I stopped seeing patients for primary care late in 2007, after having struggled to balance hospitalist, OB call and clinic responsibilities for almost three years. Now I am a full-time hospitalist and I also contribute to the prenatal care and call-sharing for my clinic's perinatal program. It's been about a year since I made the big change and I often find myself thinking about my past and future in primary care, so I've decided to discuss the topic in a short series of posts. Today I want to talk about what I like to call the Dream of Family Practice, an ideal of clinical medicine which inspired me to enter family medicine oh so many years ago, and which served as a clinical framework for my entry into a primary care specialty.
So what is the Dream of Family Practice (DoFP)? Some components:
- Community health anchored by the services of family doctors, rather than specialist and subspecialist care.
- "Womb to tomb" spectrum of care: seeing everyone from newborns to nonegenarians in practice.
- Wide scope of service, or "doing it all": Providing office-based and hospital care to the full spectrum of patients, including inpatient management, procedures, attending births, and surgical privileges depending on interest.
- Community service and leadership, such as volunteering to be high school sports team doctor, promoting local health care initiatives and access, and serving on hospital and community boards.
In the DoFP, family doctors represent the health of families and the community. They are everywhere, not just hidden away in office complexes. The also do everything, so many people may say of their doctor, "He delivered my daughter and was with my dad when he died."
I suppose at its heart, the DoFP presents a Rockwellian utopia of medicine, but I had contemporary examples of its existence too. When I was a third-year medical student I accompanied a family doctor on his outreach rounds to one of the more remote Native American reservation communities near his office practice. We met with him and a nutritionist representative of the Women, Infants and Children (WIC) program and piled into a van for a long, winding, hour-long drive up difficult mountain roads. I remember almost getting carsick. I also remember the profound, demoralizing poverty of that remote community, where obesity, poor nutritional quality, and alcoholism had taken deep root. But the businesslike, practical approach of the doctor and the WIC counselor impressed me. They bustled from house to house, checked blood pressures, reviewed diet quality and blood glucose logs, dispensed antihypertensives, listened to children's lungs and looked in their ears, and a hundred other things I'd only ever thought possible in an office setting.
At one house, we found a young mother who was worried about her 9 month-old who'd had a fever and not been eating well for several days. The infant's temperature was 103 and she was breathing fast and audibly wheezing. The doctor gave her an anti-pyretic and nebulized albuterol, but she still had significant chest wall retractions with each breath. We made lightning rounds at the neighbors, piled baby and mother into the van and rushed back to town so the child could be seen in the ER and ultimately hospitalized for a pretty bad RSV bronchiolitis. As we rocketed back down the winding mountain road, I remember thinking how gritty and exciting it all was to do work that was so fundamental to people's well-being, even if all a doctor could do was offer imperfect solutions to profound problems. At least family doctors were out there trying, getting their hands dirty, bearing witness to what other professions only theorized about: illness, poverty, human depravity, institutional neglect.

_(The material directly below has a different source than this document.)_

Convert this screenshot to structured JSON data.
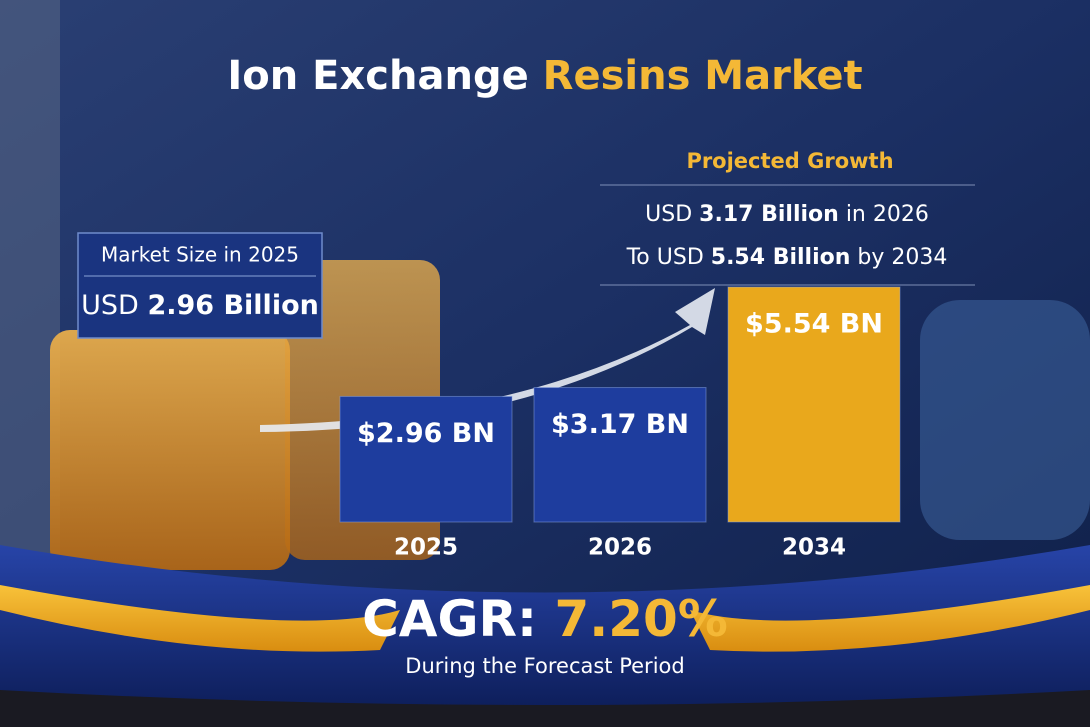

There were other instances of the DoFP in action: a family practice clinic located only steps away from a tiny rural hospital, so the doctors ran back and forth seeing patients in clinic and evaluating others in the Emergency Room; a family doctor in private practice who made rounds on his patients in the hospital, assisted a hysterectomy, and delivered babies; and the strangely awe-inspiring sight of the rural hospital at which I went on to do my residency, from whose parking lot I could see the itinerant farm workers, who would make up the majority of my patients, picking lettuce in the densely-planted fields of the Central Coast. Each experience convinced me the DoFP was the only worthy goal for a doctor to pursue, and so I planned my path to become a rural family physician. How the dream and reality measured up to one another will be the subject of a later post.